Other actresses have likewise struggled to move beyond the unsupportive opinions of various industry professionals. Here are just a few.

Oscar-winning actress Sally Field was told by her management that  she was “not pretty enough” to become a film star and experienced relentless rejection. When the Lincoln actress wanted to stop doing TV roles and instead pursue work in films, even her agent said, “Well that’s ridiculous. You can’t do that, you can’t get into film. You’re not pretty enough. You’re not good enough.” Fields, in turn, fired him and forged her own path forward.

Reese Witherspoon shared the feedback she received early in her career. “When I first came her [to Los Angeles], all I heard was, ‘No, not right—not tall enough, not pretty enough, not smart enough.’” But she took it all in stride. “I didn’t really care about their opinions. I’m stubborn,” she said. She went on to win an Academy Award and a Golden Globe.

Stranger Things actress Winona Ryder shared the criticism she once received from a casting professional. “I was in the middle of auditioning, and I was mid-sentence when the casting director said, ‘Listen, kid. You should not be an actress. You are not pretty enough. You should go back to wherever you came from and you should go to school.

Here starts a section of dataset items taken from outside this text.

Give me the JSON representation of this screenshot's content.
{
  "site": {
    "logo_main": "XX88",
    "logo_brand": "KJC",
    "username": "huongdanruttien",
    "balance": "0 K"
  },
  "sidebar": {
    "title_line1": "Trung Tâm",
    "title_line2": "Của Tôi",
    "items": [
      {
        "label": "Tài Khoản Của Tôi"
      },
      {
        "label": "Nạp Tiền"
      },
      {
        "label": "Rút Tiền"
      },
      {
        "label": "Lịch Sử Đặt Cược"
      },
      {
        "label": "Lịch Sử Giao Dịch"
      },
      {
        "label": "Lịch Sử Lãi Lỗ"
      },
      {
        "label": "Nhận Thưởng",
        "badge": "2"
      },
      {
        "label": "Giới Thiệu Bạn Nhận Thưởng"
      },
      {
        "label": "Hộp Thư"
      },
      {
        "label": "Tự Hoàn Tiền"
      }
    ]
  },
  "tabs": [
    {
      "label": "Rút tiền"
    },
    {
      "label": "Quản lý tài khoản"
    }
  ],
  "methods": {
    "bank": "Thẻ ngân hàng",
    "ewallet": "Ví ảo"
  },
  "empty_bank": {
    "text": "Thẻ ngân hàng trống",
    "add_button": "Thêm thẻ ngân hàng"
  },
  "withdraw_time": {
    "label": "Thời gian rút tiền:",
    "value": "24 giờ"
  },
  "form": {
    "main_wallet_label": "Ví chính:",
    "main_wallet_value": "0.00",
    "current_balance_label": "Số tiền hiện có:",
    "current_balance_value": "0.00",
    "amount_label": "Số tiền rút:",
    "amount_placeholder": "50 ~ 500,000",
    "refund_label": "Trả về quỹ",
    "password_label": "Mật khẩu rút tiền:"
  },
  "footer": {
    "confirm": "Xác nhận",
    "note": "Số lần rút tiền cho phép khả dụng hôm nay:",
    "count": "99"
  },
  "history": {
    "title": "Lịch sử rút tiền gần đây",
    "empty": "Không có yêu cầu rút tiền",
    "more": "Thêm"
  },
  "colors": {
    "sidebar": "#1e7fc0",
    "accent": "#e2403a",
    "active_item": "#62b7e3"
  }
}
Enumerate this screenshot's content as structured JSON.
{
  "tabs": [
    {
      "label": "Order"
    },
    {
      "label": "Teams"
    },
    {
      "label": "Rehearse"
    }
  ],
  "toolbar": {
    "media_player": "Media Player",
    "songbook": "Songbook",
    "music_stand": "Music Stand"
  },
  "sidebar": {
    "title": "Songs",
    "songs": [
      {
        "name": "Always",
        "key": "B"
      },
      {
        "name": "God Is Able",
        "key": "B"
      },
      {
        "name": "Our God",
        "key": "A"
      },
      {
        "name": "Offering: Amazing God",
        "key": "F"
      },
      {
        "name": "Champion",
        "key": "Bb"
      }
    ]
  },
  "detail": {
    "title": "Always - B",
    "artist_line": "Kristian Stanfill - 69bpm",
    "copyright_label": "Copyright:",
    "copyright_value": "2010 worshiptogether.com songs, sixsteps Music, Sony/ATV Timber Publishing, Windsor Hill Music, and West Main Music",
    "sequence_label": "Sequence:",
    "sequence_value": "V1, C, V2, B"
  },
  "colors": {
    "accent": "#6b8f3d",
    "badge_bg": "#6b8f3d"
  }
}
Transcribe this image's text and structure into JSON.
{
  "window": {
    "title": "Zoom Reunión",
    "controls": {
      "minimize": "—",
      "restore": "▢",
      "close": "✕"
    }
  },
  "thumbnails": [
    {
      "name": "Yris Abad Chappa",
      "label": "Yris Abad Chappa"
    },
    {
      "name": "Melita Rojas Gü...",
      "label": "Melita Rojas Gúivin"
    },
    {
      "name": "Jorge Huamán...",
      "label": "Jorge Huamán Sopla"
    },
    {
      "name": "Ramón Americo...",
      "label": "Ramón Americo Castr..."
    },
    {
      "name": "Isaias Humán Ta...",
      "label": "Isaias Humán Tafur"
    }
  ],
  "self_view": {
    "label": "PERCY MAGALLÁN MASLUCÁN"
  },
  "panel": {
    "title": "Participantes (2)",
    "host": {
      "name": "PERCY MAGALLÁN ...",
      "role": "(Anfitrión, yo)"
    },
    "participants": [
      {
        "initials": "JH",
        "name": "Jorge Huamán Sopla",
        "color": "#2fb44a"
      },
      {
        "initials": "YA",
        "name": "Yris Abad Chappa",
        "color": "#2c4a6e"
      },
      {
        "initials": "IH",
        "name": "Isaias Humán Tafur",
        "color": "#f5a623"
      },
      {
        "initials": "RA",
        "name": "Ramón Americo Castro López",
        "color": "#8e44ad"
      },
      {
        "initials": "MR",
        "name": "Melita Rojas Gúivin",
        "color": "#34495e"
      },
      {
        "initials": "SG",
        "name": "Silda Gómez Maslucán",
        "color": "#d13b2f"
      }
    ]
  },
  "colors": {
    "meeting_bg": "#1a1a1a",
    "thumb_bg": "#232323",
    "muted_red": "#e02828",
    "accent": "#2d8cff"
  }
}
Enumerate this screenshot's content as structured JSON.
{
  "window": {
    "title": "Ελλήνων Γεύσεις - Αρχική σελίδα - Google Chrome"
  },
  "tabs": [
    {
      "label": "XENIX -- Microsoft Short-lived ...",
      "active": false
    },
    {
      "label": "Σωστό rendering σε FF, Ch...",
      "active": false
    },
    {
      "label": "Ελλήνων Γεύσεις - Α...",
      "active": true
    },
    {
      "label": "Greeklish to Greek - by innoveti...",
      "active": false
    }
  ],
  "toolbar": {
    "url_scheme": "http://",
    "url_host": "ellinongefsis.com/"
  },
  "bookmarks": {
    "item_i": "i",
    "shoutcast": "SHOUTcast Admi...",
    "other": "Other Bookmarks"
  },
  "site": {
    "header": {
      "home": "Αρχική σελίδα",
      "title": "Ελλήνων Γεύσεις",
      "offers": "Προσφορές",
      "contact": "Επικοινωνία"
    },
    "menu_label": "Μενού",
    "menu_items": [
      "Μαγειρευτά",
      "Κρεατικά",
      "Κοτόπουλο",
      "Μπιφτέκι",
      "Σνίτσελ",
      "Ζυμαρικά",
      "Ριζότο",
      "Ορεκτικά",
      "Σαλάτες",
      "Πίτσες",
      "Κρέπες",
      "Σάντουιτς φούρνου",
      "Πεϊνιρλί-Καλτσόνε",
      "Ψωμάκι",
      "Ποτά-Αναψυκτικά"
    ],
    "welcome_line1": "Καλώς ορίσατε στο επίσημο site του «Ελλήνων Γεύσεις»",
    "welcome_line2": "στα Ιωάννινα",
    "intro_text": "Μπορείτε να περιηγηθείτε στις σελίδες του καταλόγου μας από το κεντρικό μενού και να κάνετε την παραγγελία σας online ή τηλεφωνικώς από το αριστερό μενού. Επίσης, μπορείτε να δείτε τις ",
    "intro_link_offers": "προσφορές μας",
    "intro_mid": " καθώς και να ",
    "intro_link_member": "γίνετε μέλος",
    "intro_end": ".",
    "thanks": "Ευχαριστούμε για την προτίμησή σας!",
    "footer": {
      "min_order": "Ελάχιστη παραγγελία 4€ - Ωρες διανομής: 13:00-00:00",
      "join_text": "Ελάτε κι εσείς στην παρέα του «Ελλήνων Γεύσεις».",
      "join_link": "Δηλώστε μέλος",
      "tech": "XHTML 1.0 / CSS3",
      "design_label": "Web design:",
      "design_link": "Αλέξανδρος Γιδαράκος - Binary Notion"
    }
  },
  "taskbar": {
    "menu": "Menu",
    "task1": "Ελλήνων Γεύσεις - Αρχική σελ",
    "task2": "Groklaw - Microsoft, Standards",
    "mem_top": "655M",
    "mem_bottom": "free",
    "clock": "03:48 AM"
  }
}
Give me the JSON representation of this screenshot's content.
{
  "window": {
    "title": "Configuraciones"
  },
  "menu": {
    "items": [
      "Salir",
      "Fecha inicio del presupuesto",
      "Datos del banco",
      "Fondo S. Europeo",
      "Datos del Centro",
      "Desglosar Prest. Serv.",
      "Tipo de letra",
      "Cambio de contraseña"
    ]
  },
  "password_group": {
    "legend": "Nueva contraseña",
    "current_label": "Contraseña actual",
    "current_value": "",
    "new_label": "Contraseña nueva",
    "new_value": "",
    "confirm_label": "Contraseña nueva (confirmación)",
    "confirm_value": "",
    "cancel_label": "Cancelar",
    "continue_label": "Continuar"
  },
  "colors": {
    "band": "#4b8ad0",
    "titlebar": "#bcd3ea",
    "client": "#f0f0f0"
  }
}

You don’t have it.’” But nothing was going to stop her; Ryder went on to win a Golden Globe and receive two Oscar nods.

Titanic actress Kate Winslet once revealed, “When I was younger, when I was 14, I was told by my drama teacher that I might do okay if I was happy to settle for the fat girl parts.” The Oscar-winning actress continued, “So what I always feel in these moments is that any young woman who has ever been put down by a teacher, by a friend, by even a parent, just don’t listen to any of it, because that’s what I did—I kept on going and I overcame my fears and got over my insecurities.”